The Brattleboro Fire Department currently responds to about 1,400 EMS calls a year - at least half of the community's total count in 2021. The department says its staff provides medical care at the following training levels: Paramedic, Advanced Emergency Medical Technician (AEMT), and Emergency Medical Technician (EMT).

Current staffing includes two paramedics, six AEMTs, and 18 EMTs. Seven members of the department will complete an AEMT class in July.

Howard has been on record the last few years suggesting that Brattleboro Fire Department would like the town to purchase an ambulance and take on all EMS calls.

A difference in approach

In his letter to the town, Hazelton opposed any fire department plans to boost its EMS numbers because of “years of poor patient turnover, gender discrimination, verbal abuse and general lack of cooperation by certain members.”

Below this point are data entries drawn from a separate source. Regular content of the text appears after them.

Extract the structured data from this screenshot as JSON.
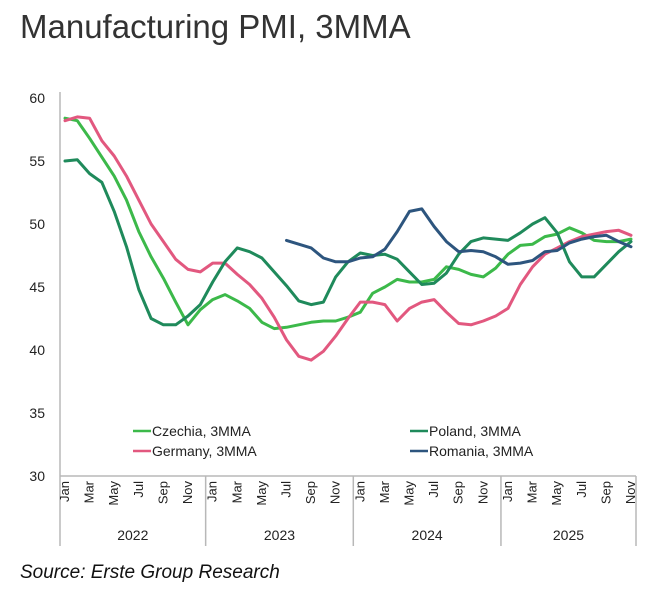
{
  "title": "Manufacturing PMI, 3MMA",
  "source": "Source: Erste Group Research",
  "chart_data": {
    "type": "line",
    "title": "Manufacturing PMI, 3MMA",
    "xlabel": "",
    "ylabel": "",
    "ylim": [
      30,
      60
    ],
    "yticks": [
      30,
      35,
      40,
      45,
      50,
      55,
      60
    ],
    "grid": false,
    "legend_position": "bottom-inside",
    "years": [
      "2022",
      "2023",
      "2024",
      "2025"
    ],
    "month_tick_labels": [
      "Jan",
      "Mar",
      "May",
      "Jul",
      "Sep",
      "Nov"
    ],
    "x": [
      "2022-01",
      "2022-02",
      "2022-03",
      "2022-04",
      "2022-05",
      "2022-06",
      "2022-07",
      "2022-08",
      "2022-09",
      "2022-10",
      "2022-11",
      "2022-12",
      "2023-01",
      "2023-02",
      "2023-03",
      "2023-04",
      "2023-05",
      "2023-06",
      "2023-07",
      "2023-08",
      "2023-09",
      "2023-10",
      "2023-11",
      "2023-12",
      "2024-01",
      "2024-02",
      "2024-03",
      "2024-04",
      "2024-05",
      "2024-06",
      "2024-07",
      "2024-08",
      "2024-09",
      "2024-10",
      "2024-11",
      "2024-12",
      "2025-01",
      "2025-02",
      "2025-03",
      "2025-04",
      "2025-05",
      "2025-06",
      "2025-07",
      "2025-08",
      "2025-09",
      "2025-10",
      "2025-11"
    ],
    "series": [
      {
        "name": "Czechia, 3MMA",
        "color": "#3cb94a",
        "values": [
          58.4,
          58.2,
          56.8,
          55.3,
          53.8,
          51.9,
          49.4,
          47.4,
          45.7,
          43.8,
          42.0,
          43.2,
          44.0,
          44.4,
          43.9,
          43.3,
          42.2,
          41.7,
          41.8,
          42.0,
          42.2,
          42.3,
          42.3,
          42.6,
          43.0,
          44.5,
          45.0,
          45.6,
          45.4,
          45.4,
          45.6,
          46.6,
          46.4,
          46.0,
          45.8,
          46.5,
          47.6,
          48.3,
          48.4,
          49.0,
          49.2,
          49.7,
          49.3,
          48.7,
          48.6,
          48.6,
          48.8
        ]
      },
      {
        "name": "Germany, 3MMA",
        "color": "#e2587f",
        "values": [
          58.2,
          58.5,
          58.4,
          56.6,
          55.4,
          53.8,
          51.9,
          50.0,
          48.6,
          47.2,
          46.4,
          46.2,
          46.9,
          46.9,
          46.0,
          45.2,
          44.1,
          42.6,
          40.8,
          39.5,
          39.2,
          39.9,
          41.1,
          42.5,
          43.8,
          43.8,
          43.6,
          42.3,
          43.3,
          43.8,
          44.0,
          43.0,
          42.1,
          42.0,
          42.3,
          42.7,
          43.3,
          45.2,
          46.6,
          47.6,
          48.1,
          48.6,
          49.0,
          49.2,
          49.4,
          49.5,
          49.1
        ]
      },
      {
        "name": "Poland, 3MMA",
        "color": "#1f8a5b",
        "values": [
          55.0,
          55.1,
          54.0,
          53.3,
          51.0,
          48.2,
          44.8,
          42.5,
          42.0,
          42.0,
          42.7,
          43.6,
          45.4,
          47.0,
          48.1,
          47.8,
          47.3,
          46.2,
          45.1,
          43.9,
          43.6,
          43.8,
          45.8,
          47.0,
          47.7,
          47.5,
          47.6,
          47.2,
          46.2,
          45.2,
          45.3,
          46.1,
          47.6,
          48.6,
          48.9,
          48.8,
          48.7,
          49.3,
          50.0,
          50.5,
          49.3,
          47.0,
          45.8,
          45.8,
          46.8,
          47.8,
          48.6
        ]
      },
      {
        "name": "Romania, 3MMA",
        "color": "#2d557e",
        "values": [
          null,
          null,
          null,
          null,
          null,
          null,
          null,
          null,
          null,
          null,
          null,
          null,
          null,
          null,
          null,
          null,
          null,
          null,
          48.7,
          48.4,
          48.1,
          47.3,
          47.0,
          47.0,
          47.3,
          47.4,
          48.0,
          49.4,
          51.0,
          51.2,
          49.8,
          48.6,
          47.8,
          47.9,
          47.8,
          47.4,
          46.8,
          46.9,
          47.1,
          47.8,
          47.9,
          48.5,
          48.8,
          49.0,
          49.1,
          48.6,
          48.2
        ]
      }
    ]
  }
}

“It is my opinion that [fire department personnel] lack the necessary oversight to provide clinically appropriate care to the citizens of Brattleboro,” Hazelton wrote. “The change would also likely cause unnecessary transport delays and an overall reduction in the entire system's performance.”

Municipal leaders refuted the accusations.

“After an extensive internal investigation by our Human Resources department, we found this to be without merit,” Manale and Goodnow wrote in their letter to Hazelton.

They also called it a “conflict of interest” for Hazelton - who chairs the Vermont EMS District 13 board - to offer an official opinion about fire department plans that take the place of Rescue.

The town is set to host three public forums on the issue, but many on social media aren't waiting to comment.

They're also questioning why municipal leaders spent the last Selectboard meeting debating whether to allow the town's Harris Hill Ski Jump to display a sign year-round, only to announce the news about Rescue in a news release.

“Is it not astounding that there was more discussion about a ski jump sign than about this?” wrote one Facebook user.

“How will this affect the Brattleboro tax rate to pay for increased staffing, vehicles, maintenance, supplies, training?” posted a second.

“It's a vital resource that cannot be replicated at the snap of a finger or even a year,” added a third. “And, unfortunately, any fallout will be at the expense of community members.”

Hazelton said Rescue Inc. charges the town of Brattleboro $24 per person for services. That rate hasn't changed in recent years.

“$24 per person is a reasonable fee, and no one has ever told me otherwise,” Hazelton said. “That's what allows the town to have 24-hour-a-day EMS coverage.”

Hazelton says he is concerned for both the town and his staff. “It's an unfortunate decision. The staff is crushed,” he said.

Rescue Inc. provides other services to the town, including COVID-19 vaccinations through its mobile clinics funded by grants. The nonprofit also provides coverage for all town activities - including fire scenes and parades, like the Fourth of July parade, and the former Strolling of the Heifers - and provides mass casualty support in the event of catastrophes.

The organization also has a volunteer technical support team for mountain and water rescue. And Hazelton told The Commons that Rescue Inc. is written into all protocols involving the local schools for coverage for accidents, active shooters, and hazardous material accidents.

It is not unusual for us to run five calls simultaneously,” said Hazelton. “This town has a lot of needs, and we've been quietly attending to those needs for almost 60 years.”

“If people want us back, the public needs to contact their elected officials to let them know what they want,” he said.